Thursday, May 07, 2009

Pitfall

Hiroshi Teshigahara
1962

This is my least favorite of the Teshigahara films released by Criterion, but that's not much of a statement considering all three (I'm not counting the Antonio Gaudi doc) are top notch examples of Japanese avant-garde cinema, high on psychodrama and alienation. "Pitfall" follows an unemployed migrant miner both in life and the afterlife when his likeness to a local union leader causes his accidental(?) murder. Thrown into the mix are the aforementioned union leader and his rival, a woman selling candy in a ghost town, a white-gloved moped-riding assassin, and the miner's son who bears witness to it all.

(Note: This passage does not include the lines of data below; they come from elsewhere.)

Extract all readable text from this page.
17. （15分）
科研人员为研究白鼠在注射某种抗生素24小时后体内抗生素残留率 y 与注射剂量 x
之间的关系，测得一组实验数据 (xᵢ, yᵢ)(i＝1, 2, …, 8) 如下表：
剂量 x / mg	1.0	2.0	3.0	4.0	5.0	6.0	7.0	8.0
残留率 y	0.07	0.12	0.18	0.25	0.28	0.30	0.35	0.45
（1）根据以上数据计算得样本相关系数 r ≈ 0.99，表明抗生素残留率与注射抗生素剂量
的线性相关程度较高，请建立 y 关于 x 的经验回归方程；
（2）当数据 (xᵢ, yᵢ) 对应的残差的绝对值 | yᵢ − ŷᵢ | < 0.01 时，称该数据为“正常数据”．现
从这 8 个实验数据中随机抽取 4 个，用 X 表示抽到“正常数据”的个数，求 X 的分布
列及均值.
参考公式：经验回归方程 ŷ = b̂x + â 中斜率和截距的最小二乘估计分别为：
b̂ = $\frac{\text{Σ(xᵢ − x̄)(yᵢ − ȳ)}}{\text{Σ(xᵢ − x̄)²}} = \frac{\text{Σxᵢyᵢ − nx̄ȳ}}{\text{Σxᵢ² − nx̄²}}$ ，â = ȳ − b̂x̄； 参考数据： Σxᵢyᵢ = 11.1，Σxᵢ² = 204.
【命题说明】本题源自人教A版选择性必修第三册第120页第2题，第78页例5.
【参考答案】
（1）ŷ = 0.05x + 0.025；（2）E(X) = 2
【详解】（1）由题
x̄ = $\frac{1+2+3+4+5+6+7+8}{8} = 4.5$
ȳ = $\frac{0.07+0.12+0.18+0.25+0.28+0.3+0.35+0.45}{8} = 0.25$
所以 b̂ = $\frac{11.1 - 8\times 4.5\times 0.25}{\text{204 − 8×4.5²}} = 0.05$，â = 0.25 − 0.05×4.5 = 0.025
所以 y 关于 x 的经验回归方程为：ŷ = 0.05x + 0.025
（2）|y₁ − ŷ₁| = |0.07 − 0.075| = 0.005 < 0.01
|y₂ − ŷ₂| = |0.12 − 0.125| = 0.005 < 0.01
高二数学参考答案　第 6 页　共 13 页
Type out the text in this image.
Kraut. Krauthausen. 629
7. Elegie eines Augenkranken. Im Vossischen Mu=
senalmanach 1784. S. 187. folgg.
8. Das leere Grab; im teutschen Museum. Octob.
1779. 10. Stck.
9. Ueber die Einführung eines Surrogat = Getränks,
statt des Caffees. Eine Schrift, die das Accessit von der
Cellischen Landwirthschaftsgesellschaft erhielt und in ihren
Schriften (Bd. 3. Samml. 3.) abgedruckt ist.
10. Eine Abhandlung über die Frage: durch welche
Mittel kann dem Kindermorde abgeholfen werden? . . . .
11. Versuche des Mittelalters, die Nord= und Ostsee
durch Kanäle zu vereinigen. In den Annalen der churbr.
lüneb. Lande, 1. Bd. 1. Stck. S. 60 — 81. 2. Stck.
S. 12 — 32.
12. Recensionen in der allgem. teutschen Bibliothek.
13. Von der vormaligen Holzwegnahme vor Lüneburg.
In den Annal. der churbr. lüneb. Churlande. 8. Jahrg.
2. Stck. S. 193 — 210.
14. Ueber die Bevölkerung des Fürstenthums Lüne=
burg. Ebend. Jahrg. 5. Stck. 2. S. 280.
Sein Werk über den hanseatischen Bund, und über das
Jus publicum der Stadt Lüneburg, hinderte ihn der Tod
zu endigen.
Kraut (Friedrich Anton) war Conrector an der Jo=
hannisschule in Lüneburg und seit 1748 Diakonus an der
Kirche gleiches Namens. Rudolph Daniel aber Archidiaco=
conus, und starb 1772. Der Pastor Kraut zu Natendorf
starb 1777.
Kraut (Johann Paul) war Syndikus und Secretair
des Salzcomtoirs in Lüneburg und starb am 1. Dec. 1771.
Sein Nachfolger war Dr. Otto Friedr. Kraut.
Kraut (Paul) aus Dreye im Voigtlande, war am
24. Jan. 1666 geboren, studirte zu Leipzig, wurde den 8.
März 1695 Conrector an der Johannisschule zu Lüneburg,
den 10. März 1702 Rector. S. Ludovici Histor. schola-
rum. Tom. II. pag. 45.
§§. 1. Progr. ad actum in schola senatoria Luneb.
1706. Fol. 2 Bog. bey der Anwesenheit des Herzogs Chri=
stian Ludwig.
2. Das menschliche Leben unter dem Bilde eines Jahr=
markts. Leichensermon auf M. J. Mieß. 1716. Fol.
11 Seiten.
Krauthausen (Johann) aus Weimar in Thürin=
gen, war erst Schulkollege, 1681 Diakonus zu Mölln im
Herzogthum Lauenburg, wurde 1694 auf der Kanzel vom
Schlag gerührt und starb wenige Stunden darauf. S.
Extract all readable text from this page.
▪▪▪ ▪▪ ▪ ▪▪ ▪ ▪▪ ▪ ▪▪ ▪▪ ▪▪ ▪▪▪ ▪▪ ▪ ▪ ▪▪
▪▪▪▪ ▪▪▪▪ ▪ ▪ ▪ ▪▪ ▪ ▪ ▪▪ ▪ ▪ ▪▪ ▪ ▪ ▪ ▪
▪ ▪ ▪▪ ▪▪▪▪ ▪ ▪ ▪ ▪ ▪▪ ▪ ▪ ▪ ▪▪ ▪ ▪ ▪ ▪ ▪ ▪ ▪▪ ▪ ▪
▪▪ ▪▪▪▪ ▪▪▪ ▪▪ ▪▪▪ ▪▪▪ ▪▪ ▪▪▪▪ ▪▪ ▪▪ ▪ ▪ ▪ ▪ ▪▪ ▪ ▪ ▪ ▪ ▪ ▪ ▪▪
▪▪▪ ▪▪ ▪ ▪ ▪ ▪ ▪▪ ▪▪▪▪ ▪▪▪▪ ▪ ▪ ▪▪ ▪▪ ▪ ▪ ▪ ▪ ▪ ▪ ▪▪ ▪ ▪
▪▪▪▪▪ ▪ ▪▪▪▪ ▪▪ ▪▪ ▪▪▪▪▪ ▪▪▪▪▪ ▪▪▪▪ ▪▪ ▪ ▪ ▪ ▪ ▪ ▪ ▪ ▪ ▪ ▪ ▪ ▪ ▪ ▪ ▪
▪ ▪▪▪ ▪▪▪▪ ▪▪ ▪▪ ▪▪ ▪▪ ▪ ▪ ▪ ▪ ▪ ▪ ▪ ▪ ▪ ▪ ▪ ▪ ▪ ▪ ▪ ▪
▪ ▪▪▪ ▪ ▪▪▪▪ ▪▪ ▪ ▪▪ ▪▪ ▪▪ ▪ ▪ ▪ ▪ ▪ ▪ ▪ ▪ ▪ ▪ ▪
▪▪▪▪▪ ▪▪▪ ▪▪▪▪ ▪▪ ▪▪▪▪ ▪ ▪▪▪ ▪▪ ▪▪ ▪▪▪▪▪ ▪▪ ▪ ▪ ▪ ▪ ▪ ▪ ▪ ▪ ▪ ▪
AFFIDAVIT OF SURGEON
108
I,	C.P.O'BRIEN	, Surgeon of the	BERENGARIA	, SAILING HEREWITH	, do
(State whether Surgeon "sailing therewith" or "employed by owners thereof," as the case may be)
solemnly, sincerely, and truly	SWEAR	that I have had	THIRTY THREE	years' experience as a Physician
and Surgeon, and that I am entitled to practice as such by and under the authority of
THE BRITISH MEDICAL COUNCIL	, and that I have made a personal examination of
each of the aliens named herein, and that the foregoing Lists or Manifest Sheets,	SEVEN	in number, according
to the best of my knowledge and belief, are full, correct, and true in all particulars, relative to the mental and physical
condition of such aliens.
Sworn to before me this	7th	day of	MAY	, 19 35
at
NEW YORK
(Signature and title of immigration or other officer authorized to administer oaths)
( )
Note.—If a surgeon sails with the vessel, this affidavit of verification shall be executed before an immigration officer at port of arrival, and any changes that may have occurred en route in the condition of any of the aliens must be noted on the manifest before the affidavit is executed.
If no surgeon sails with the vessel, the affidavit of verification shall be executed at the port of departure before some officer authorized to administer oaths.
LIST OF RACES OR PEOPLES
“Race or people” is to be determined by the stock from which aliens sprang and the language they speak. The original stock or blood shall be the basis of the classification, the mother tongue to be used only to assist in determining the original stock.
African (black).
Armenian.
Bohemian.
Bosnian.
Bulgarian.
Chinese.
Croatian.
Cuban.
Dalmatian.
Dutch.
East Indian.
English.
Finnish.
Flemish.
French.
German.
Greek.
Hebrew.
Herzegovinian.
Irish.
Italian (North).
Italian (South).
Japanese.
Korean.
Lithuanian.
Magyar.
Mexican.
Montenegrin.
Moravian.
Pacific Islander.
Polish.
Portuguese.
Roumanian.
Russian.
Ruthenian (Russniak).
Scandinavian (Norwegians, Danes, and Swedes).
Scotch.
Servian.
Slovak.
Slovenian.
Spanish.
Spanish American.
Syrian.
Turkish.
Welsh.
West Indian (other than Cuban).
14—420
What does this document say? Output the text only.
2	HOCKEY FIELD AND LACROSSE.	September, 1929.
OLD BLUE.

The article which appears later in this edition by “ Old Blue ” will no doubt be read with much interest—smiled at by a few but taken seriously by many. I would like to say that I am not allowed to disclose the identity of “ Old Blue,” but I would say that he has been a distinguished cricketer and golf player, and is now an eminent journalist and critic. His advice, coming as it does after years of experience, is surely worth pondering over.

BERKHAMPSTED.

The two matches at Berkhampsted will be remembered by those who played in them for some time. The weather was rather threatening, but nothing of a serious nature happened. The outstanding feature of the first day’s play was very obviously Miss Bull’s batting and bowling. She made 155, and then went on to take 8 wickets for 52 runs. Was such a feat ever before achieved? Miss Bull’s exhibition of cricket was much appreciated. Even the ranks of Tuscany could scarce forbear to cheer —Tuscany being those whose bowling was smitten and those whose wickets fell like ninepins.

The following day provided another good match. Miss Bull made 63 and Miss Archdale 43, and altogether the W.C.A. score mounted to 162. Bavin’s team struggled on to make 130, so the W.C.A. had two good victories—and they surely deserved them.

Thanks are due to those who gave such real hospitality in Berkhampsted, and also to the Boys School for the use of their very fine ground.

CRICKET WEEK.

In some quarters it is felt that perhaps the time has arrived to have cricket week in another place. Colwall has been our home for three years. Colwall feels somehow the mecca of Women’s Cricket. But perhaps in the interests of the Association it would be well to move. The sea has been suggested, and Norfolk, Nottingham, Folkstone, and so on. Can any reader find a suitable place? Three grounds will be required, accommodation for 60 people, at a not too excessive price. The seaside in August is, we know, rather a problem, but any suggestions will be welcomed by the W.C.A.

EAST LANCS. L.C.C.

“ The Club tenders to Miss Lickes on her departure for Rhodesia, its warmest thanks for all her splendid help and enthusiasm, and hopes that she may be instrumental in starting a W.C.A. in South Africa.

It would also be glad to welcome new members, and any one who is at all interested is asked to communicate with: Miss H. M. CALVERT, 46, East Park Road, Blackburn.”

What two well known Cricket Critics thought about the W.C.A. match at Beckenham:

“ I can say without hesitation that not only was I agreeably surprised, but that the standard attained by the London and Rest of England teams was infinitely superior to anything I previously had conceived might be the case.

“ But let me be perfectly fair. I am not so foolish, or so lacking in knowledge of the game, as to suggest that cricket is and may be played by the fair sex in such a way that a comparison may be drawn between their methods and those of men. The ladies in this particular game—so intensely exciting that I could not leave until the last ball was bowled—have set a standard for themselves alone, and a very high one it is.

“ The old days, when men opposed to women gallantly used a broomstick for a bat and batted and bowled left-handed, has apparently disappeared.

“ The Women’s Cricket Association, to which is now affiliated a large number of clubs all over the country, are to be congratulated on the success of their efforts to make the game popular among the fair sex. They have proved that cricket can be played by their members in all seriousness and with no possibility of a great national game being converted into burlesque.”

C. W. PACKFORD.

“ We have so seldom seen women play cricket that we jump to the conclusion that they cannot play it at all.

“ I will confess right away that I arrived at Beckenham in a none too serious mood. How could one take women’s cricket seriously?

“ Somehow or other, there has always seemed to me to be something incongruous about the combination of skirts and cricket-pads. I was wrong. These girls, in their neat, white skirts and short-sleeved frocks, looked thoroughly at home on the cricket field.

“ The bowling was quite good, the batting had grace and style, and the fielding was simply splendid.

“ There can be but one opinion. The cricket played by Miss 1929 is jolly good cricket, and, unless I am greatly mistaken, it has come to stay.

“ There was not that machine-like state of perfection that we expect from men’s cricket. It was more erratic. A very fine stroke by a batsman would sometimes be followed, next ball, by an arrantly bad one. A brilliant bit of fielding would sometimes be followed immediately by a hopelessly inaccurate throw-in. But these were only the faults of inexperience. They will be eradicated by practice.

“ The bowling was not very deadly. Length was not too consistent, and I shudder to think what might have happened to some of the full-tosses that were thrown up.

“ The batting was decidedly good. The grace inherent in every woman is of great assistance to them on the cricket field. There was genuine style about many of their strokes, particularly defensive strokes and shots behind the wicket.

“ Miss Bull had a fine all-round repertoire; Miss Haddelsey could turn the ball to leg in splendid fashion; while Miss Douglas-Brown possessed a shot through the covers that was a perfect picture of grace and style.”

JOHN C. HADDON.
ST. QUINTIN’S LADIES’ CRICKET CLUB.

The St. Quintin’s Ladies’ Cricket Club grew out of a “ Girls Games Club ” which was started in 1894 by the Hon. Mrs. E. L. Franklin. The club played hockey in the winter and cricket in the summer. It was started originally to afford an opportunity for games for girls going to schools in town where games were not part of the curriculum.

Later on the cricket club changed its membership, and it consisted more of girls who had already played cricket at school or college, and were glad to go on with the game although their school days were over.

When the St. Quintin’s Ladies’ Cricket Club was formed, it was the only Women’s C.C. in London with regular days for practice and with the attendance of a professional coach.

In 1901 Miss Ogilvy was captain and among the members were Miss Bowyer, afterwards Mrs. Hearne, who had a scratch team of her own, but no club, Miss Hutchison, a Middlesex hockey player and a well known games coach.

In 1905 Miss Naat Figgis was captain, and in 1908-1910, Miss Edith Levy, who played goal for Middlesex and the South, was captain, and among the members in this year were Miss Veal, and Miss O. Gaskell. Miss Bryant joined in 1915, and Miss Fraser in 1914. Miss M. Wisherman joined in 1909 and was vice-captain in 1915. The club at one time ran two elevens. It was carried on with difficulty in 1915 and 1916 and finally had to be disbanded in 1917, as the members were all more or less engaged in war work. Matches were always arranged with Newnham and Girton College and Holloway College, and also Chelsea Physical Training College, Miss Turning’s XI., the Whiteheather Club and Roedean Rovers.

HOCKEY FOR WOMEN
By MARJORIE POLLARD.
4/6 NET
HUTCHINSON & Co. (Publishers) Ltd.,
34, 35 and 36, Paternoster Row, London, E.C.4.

The film is nothing if not strange, with the world of ghosts existing freely alongside the living, and a near-martian landscape of slag heaps, sumps, and abandoned houses providing a stage for the drama. On the surface the events seem horribly grim with terrible accidents and twists of fate befalling decent folk, but while it's clear that Teshigaraha's is a Godless world there's also a subtly amusing element of capriciousness in the proceedings - dark humor for sure, but humor nonetheless. The sharp photography and minimalist score are also strongly reminiscent of Maya Deren's "Meshes of the Afternoon" (1942), with a similarity in style and tone that is quite striking. My favorite of the three Teshigahara films I've seen to date remains "Woman in the Dunes" (1964).